CI Associates

Global Matters | Monthly

Market review & outlook January 2024

Markets began to consolidate in January and returns ended the month in a more mixed fashion, compared to the ‘(almost) everything rally’ seen in Q4 2023. Global developed and US equities both continued their momentum to reach all-time highs, returning 1.2% and 1.7% respectively. Equity markets in Asia continued to show limited signs of agreement, with Japan posting a 7.8% return, while further challenges in China impacted Emerging Asia, falling 5.2%. UK equities ended the month down 1% after some varied data prints, while European equities outperformed, returning 1.9%. After the bond market rally in December, markets took a step back with global bonds declining 1.3%, following a re-assessment of 2024 interest rate projections. Despite a shaky start, credit markets ended the month undisturbed with a slight 0.2% decline in investment grade. In commodities, a tumultuous month geopolitically, led to a 6.1% rise in oil.
After initial trepidation, some positive economic data and growing optimism for a soft-landing led US equities to make further progress, particularly during the middle of January. Gains were again somewhat concentrated among mega-cap tech stocks, with the Magnificent 7 rising 6.4%, before paring back some of the gains at the end of the month, finishing up 2.3%. In contrast, the equally weighted US equity index ended the month in negative territory (-0.8%). US growth stocks continued to outperform returning 2.6% compared to value, which returned 0.5%.
Following the highest two-month return since 1990 in November and December, bond markets experienced a mild setback, marked by a 1.7% decline in global government bonds. A concerted effort by the Fed to push back on markets’ seemingly excessive rate cut projections, pushed the US 30-year treasury yield 14 bps higher, while the 10-year yield increased 3 bps to 3.91% after some volatility. On the short end of the curve 2-year yields fell 4 bps to 4.21%. Alongside the more hawkish tone, some hotter than expected economic data prompted markets to make a significant revaluation of future interest rates. By month end futures markets had moved to price in 35% chance of a rate cut in March, as opposed to 84% at the turn of the year – an implicit tightening.
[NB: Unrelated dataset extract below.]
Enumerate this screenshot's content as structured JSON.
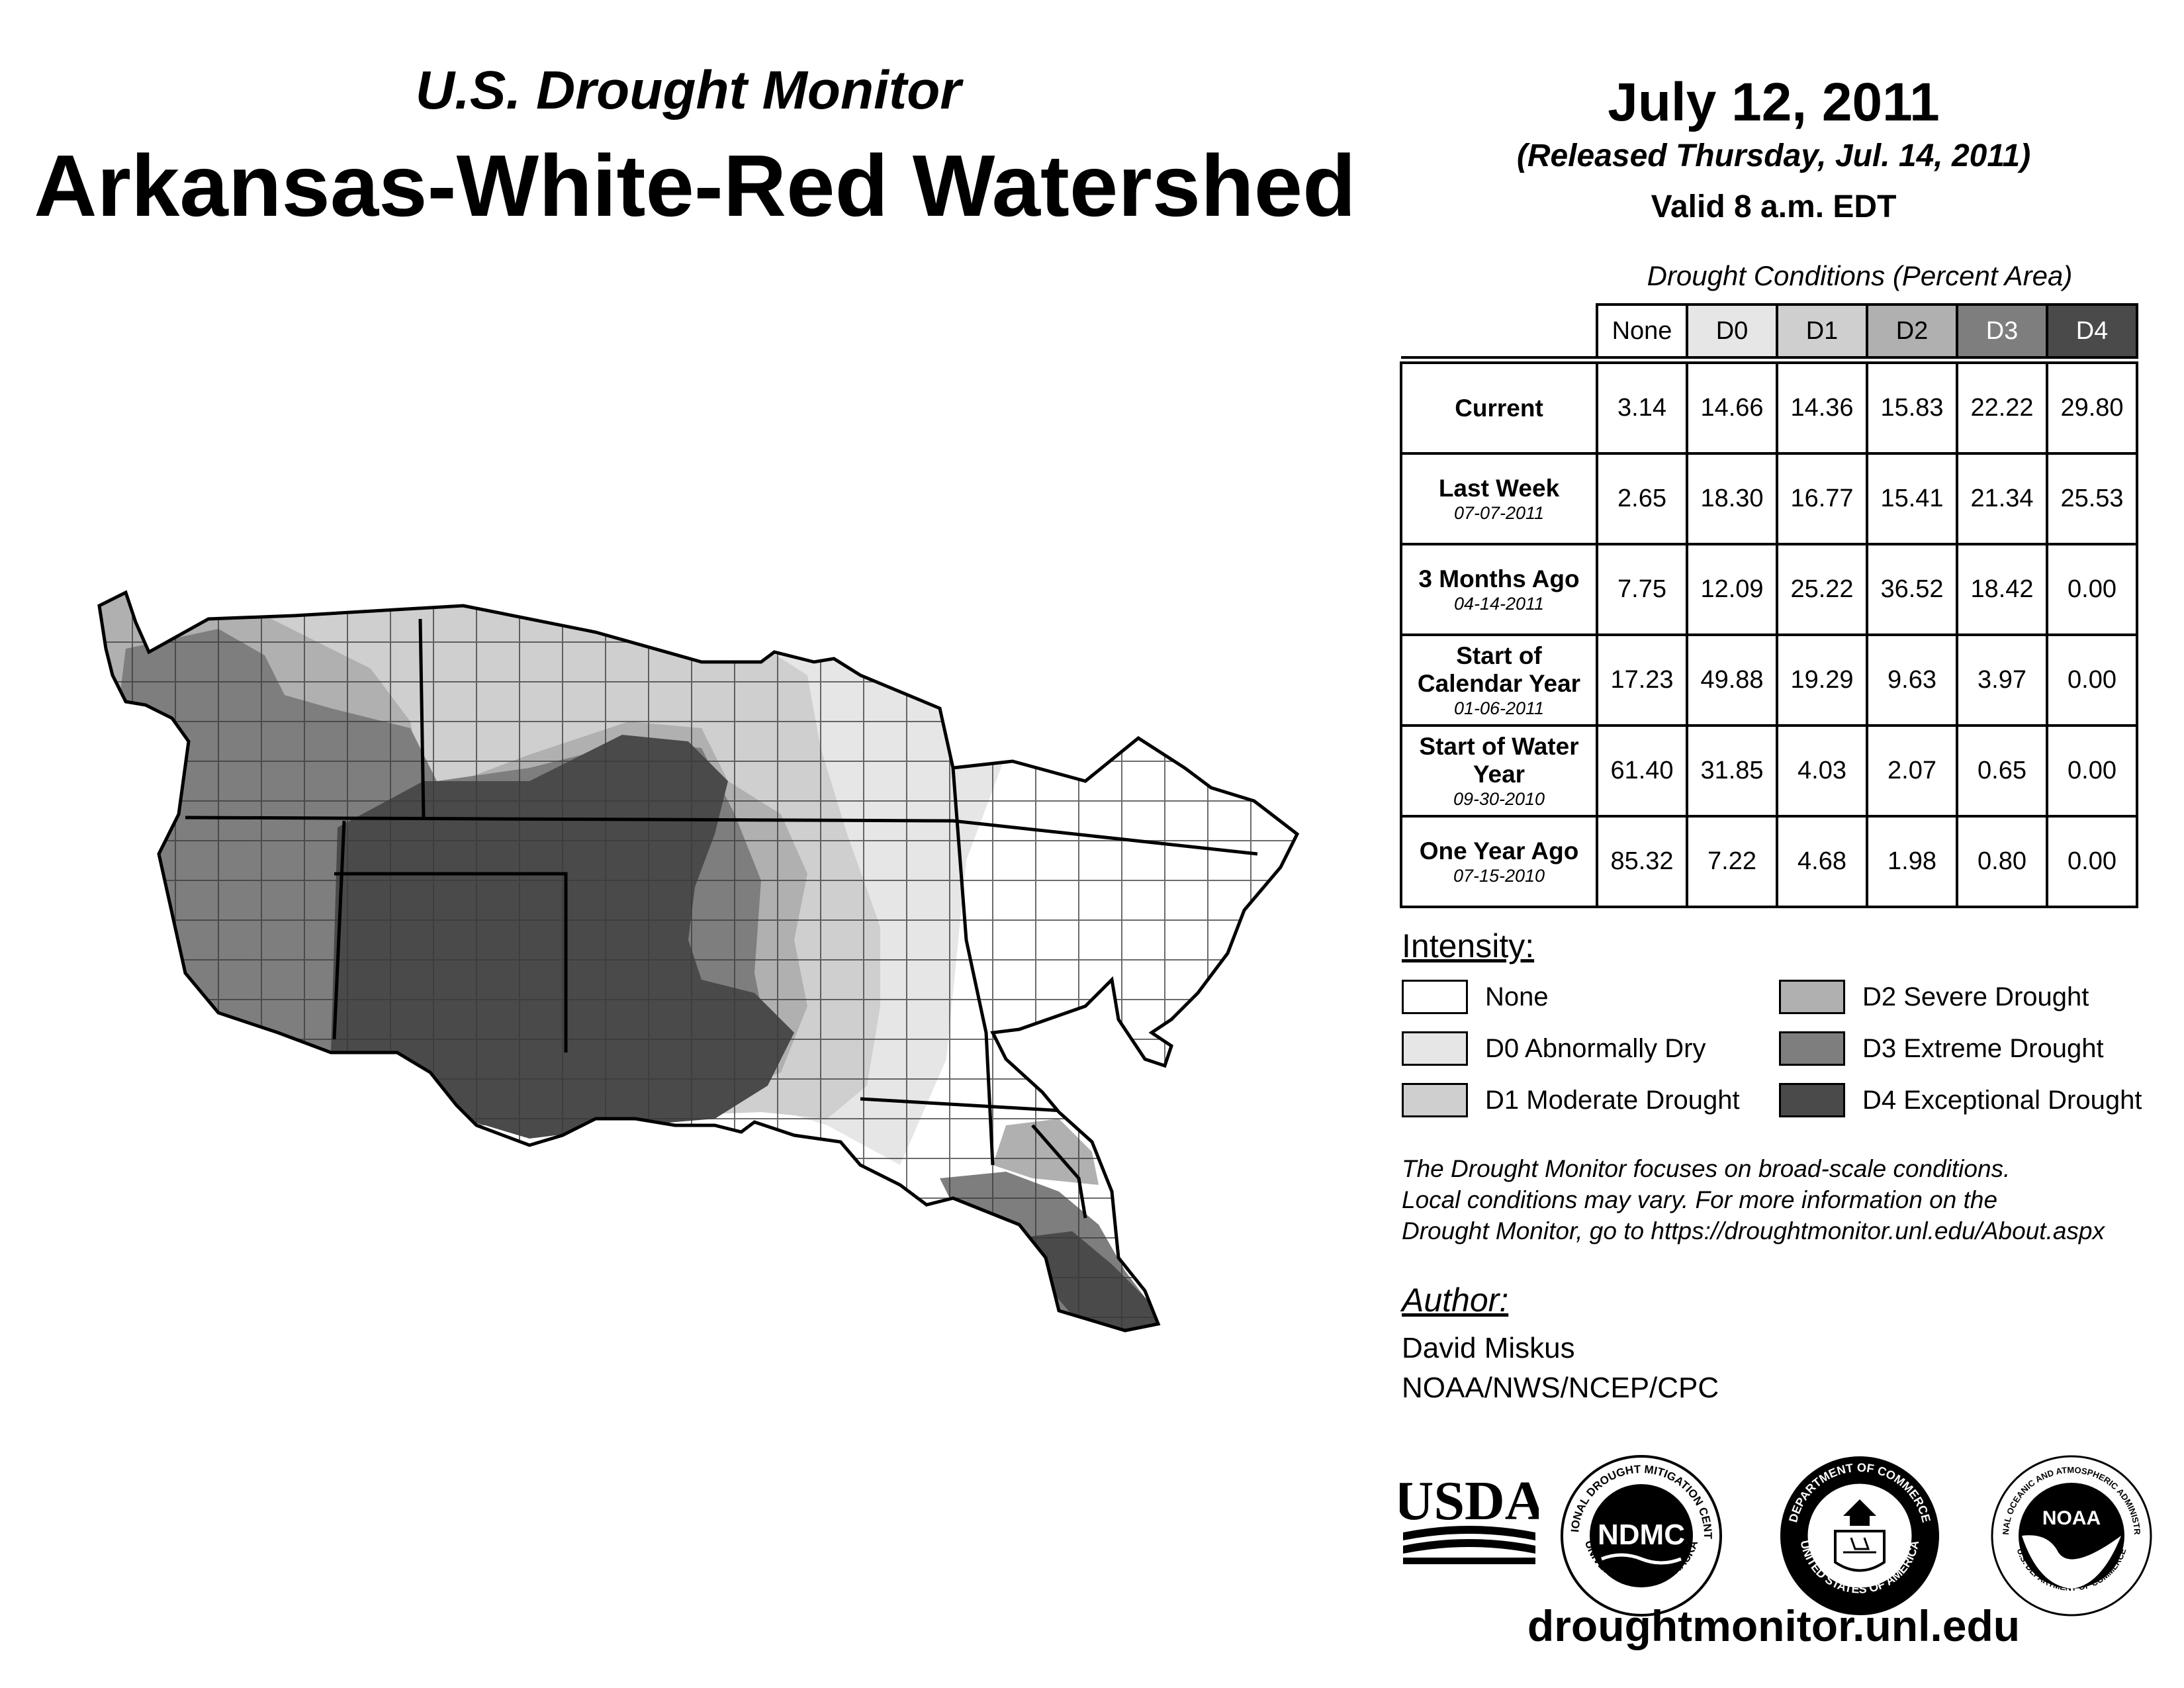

A similar narrative played out in the UK and Europe, with central bank members attempting to persuade markets that despite good progress, declaring victory over inflation would be premature. The upside surprise in UK inflation figures served as a timely reminder of this, with consumer prices rising 4% year-on-year in December, breaking the 10-month disinflationary trend. As a result, gilt yields rose across the maturity curve and UK government bonds returned -2.3% over the month. The ECB is still looking for further evidence of disinflationary momentum, however muted growth prospects may provide cause for an earlier move, after the Eurozone narrowly avoided a technical recession in Q4.
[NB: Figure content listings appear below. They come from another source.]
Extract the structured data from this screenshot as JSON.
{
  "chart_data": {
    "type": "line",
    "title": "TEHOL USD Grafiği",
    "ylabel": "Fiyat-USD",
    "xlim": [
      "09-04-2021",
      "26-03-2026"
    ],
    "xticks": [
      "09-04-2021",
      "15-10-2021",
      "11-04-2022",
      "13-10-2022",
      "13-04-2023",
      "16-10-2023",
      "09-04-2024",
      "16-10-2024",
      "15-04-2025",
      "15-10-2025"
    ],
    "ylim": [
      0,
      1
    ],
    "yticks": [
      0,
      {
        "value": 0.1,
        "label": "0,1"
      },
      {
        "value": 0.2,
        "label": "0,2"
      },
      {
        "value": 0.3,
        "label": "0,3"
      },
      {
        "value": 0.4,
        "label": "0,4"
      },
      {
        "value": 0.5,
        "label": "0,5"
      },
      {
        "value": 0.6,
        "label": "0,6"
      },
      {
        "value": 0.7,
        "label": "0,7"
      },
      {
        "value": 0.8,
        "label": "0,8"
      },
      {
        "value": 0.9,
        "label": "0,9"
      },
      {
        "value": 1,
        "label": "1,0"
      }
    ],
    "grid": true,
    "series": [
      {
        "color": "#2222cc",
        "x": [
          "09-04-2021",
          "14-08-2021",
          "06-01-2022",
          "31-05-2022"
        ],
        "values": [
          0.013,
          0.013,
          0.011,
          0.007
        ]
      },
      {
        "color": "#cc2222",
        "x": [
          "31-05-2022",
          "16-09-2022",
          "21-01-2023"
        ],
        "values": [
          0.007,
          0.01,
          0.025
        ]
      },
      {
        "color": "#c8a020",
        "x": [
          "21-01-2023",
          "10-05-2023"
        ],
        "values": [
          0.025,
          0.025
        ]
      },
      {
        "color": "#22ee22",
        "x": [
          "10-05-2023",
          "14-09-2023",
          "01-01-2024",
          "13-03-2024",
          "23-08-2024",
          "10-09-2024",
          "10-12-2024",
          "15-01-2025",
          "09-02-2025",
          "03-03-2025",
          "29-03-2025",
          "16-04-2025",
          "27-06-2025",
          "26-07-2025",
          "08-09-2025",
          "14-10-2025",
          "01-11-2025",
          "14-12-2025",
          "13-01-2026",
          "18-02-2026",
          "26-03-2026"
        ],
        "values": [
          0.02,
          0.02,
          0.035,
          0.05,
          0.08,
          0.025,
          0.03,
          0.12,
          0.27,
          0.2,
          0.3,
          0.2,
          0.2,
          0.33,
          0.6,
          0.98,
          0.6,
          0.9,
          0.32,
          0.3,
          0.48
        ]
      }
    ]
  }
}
Fears of escalation in the Middle East conflict were raised as Houthi rebels targeted Red Sea shipping and the US and UK retaliated. Although shipping costs have risen sharply as a result, with cargoes redirected around the Cape, oil and energy prices avoided any dramatic price swings, in the face of ample supplies, with US production at or near record levels, high levels of gas in storage in Europe and concerns about weak global demand (especially China). The bigger risk is that Iran and the US are drawn into direct conflict, an outcome neither side wishes, but which cannot be dismissed.